I just checked craigslist, there is one in Greencastle, PA for 700.00. Also one in Honeybrook, not sure if that's PA or not i didn't recognize the area code but that was a Pequea 910. If you are intested let me know i can get you the phone numbers, but if plug in Harrisburg for the city in craigslist it should come up if you search tedder.


----------



## Hayguy (Jun 4, 2008)

A fluffer type tedder will drop the windrow right back on the same wet ground from where it was picked up unless you've got a good cross wind or are working on a steep slope. If the ground is bone dry like most places this year, you probably don't need to ted anyway.


----------



## Gearclash (Nov 25, 2010)

We have a fluffer tedder very similar to the Peaquea. It is ground drive, so I often pull it with an ATV. I would not want to be without it, but I don't think it is s substitute for a real tedder. I usually use it to "spot treat" parts of a field that are not going to be dry with the rest of the field. I have had the best results using it in grass hay, a day before baling. The stems need to be somewhat dry for a fluffer to be effective.


----------



## TORCH (Jan 7, 2012)

Will it pickup the windrow after a few hours of the wilting stage? Or is this type of machine better used after two days and dryer? Will it pickup the hay that has been driven on?


----------



## Gearclash (Nov 25, 2010)

TORCH said:


> Will it pickup the windrow after a few hours of the wilting stage? Or is this type of machine better used after two days and dryer? Will it pickup the hay that has been driven on?


Yes, but you won't gain anything as the crop will just drop in a dense windrow again. I prefer to wait until the day before I would like to bale. Yes, if it's set close enough to the dirt.


----------



## TORCH (Jan 7, 2012)

Have my eye on a used unit 710. Never used this type of tedder only the rotary type. Want to try this type because I wont be driving over it like
when using rotary. Cut with 10 foot discbine lay down 6 foot windrow. Next day use a New Idea hay crimper to crack again and fluff it back up. Want to try pequea 710 fluffer the 3 day before baling. Using a 9 foot rotary rake now. Want to get Ogden 10 wheel v rake so I can rake two windrows into one. Than pick the best machines out of them and see were that leads.


----------



## Gearclash (Nov 25, 2010)

Grass or alfalfa hay? A fluffer doesn't have much benefit on alfalfa i've found.


----------



## TORCH (Jan 7, 2012)

One field is 70% Alfalfa and 30% grass. Other fields are more grass and 25% Alfalfa.

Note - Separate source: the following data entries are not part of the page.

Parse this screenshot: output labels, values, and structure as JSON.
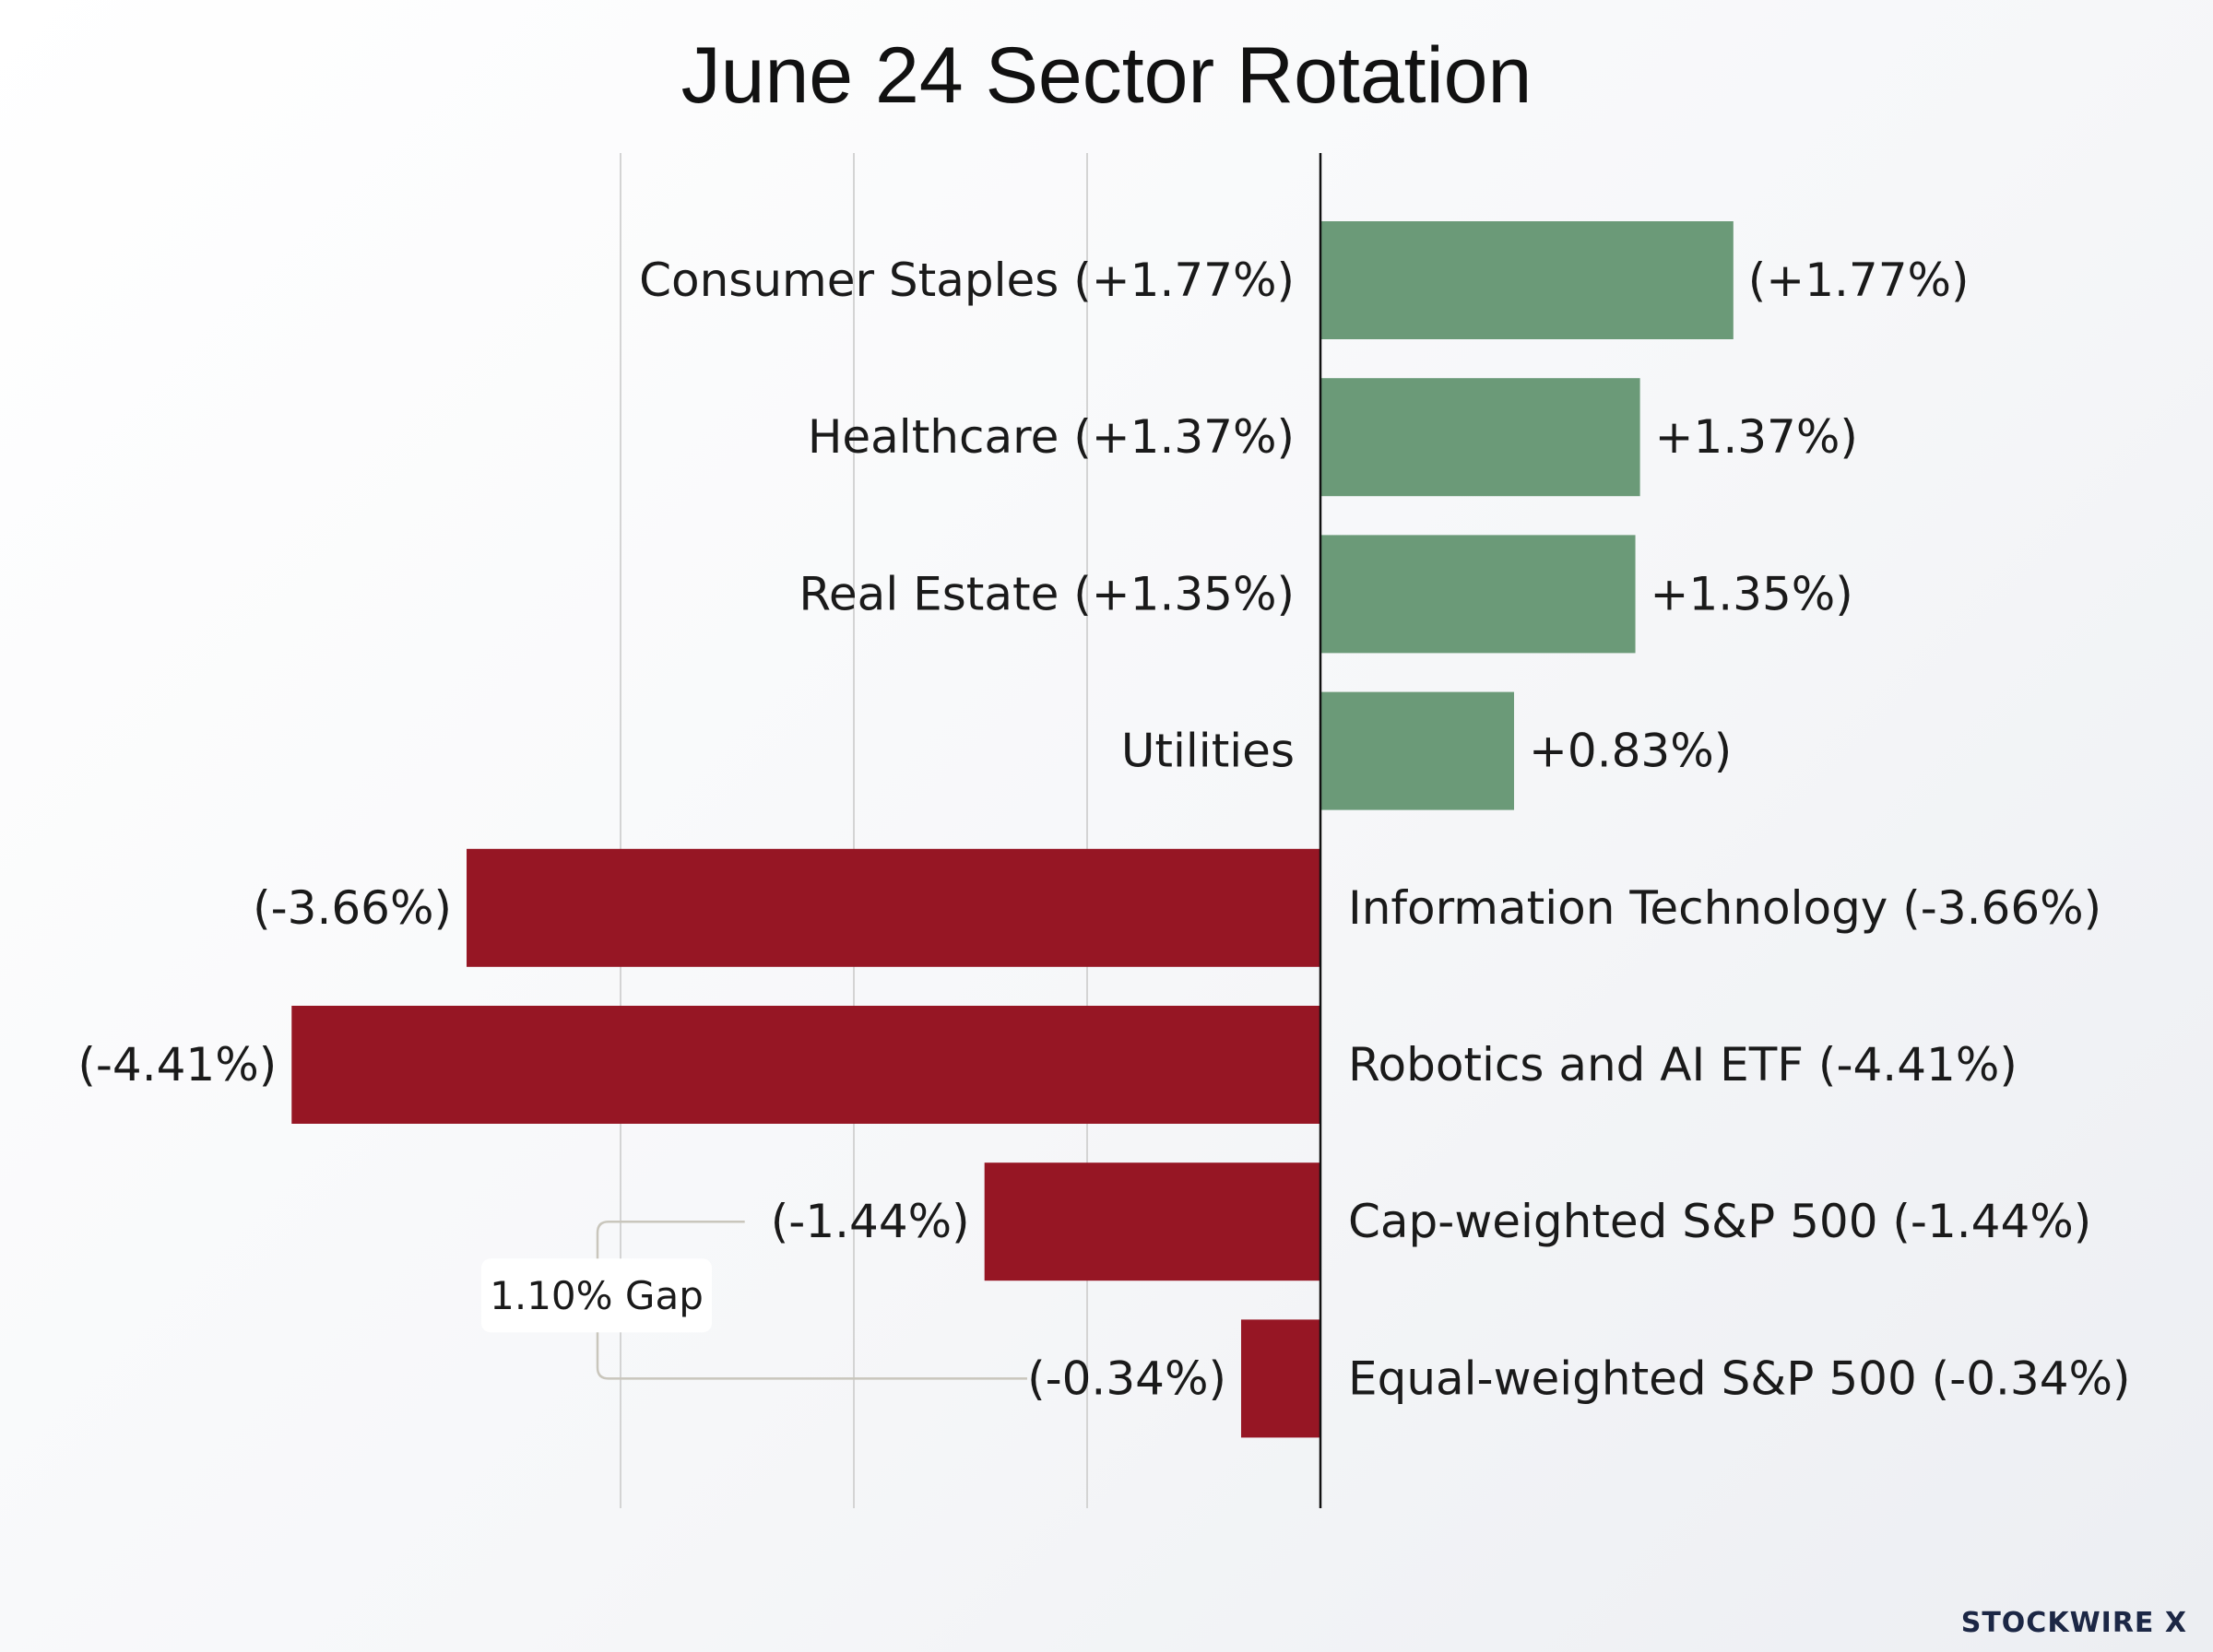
{
  "title": "June 24 Sector Rotation",
  "brand": "STOCKWIRE X",
  "colors": {
    "positive": "#6b9a78",
    "negative": "#961624",
    "zero_line": "#111111",
    "grid": "#d4d4d4",
    "bracket": "#c9c6bc"
  },
  "chart_data": {
    "type": "bar",
    "orientation": "horizontal",
    "title": "June 24 Sector Rotation",
    "xlabel": "",
    "ylabel": "",
    "xlim": [
      -4.95,
      3.0
    ],
    "grid": true,
    "gridlines_x": [
      -3.0,
      -2.0,
      -1.0
    ],
    "legend": "none",
    "categories": [
      "Consumer Staples (+1.77%)",
      "Healthcare (+1.37%)",
      "Real Estate (+1.35%)",
      "Utilities",
      "Information Technology (-3.66%)",
      "Robotics and AI ETF (-4.41%)",
      "Cap-weighted S&P 500 (-1.44%)",
      "Equal-weighted S&P 500 (-0.34%)"
    ],
    "values": [
      1.77,
      1.37,
      1.35,
      0.83,
      -3.66,
      -4.41,
      -1.44,
      -0.34
    ],
    "value_labels": [
      "(+1.77%)",
      "+1.37%)",
      "+1.35%)",
      "+0.83%)",
      "(-3.66%)",
      "(-4.41%)",
      "(-1.44%)",
      "(-0.34%)"
    ],
    "annotations": [
      {
        "text": "1.10% Gap",
        "between": [
          "Cap-weighted S&P 500 (-1.44%)",
          "Equal-weighted S&P 500 (-0.34%)"
        ]
      }
    ]
  }
}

The big question is should I wait till I can see one work or just buy and take chance it works good? Picking the best equipment for the job
sometimes does not turn out the way we think it should.


----------



## Widairy (Jan 1, 2016)

My uncle used and 8 foot h&s for years on windrows for chopping into the harvestor silo. If you let the top get a little crunchy, usually a day or two of drying you can get the hay fluffed really nice. He raises pure alfalfa. It won't spread the hay but with some adjustments and playing around with ground speed and throttle settings you can get the hay fluffed if it's dry enough to have some stiff materials in the windrow.


----------



## Rodney R (Jun 11, 2008)

We have a 710 and a 910. I had decided that we'd only use them in alfalfa, say 2nd and 3rd cut. I could make really nice hay by using them, and the way things needed to be done with them, but you should wait till the 2nd day to ted (the 1st day will be a waste of time). You don't get much ground covered in a day, and uneven fields are a real challenge, cause the teeth might be too high or too low, and if they hit the dirt too much they don't last too long. I haven't used ours for a few years, but the rotary tedder gets used every day in summer....... if that tells you anything.

Rodney


----------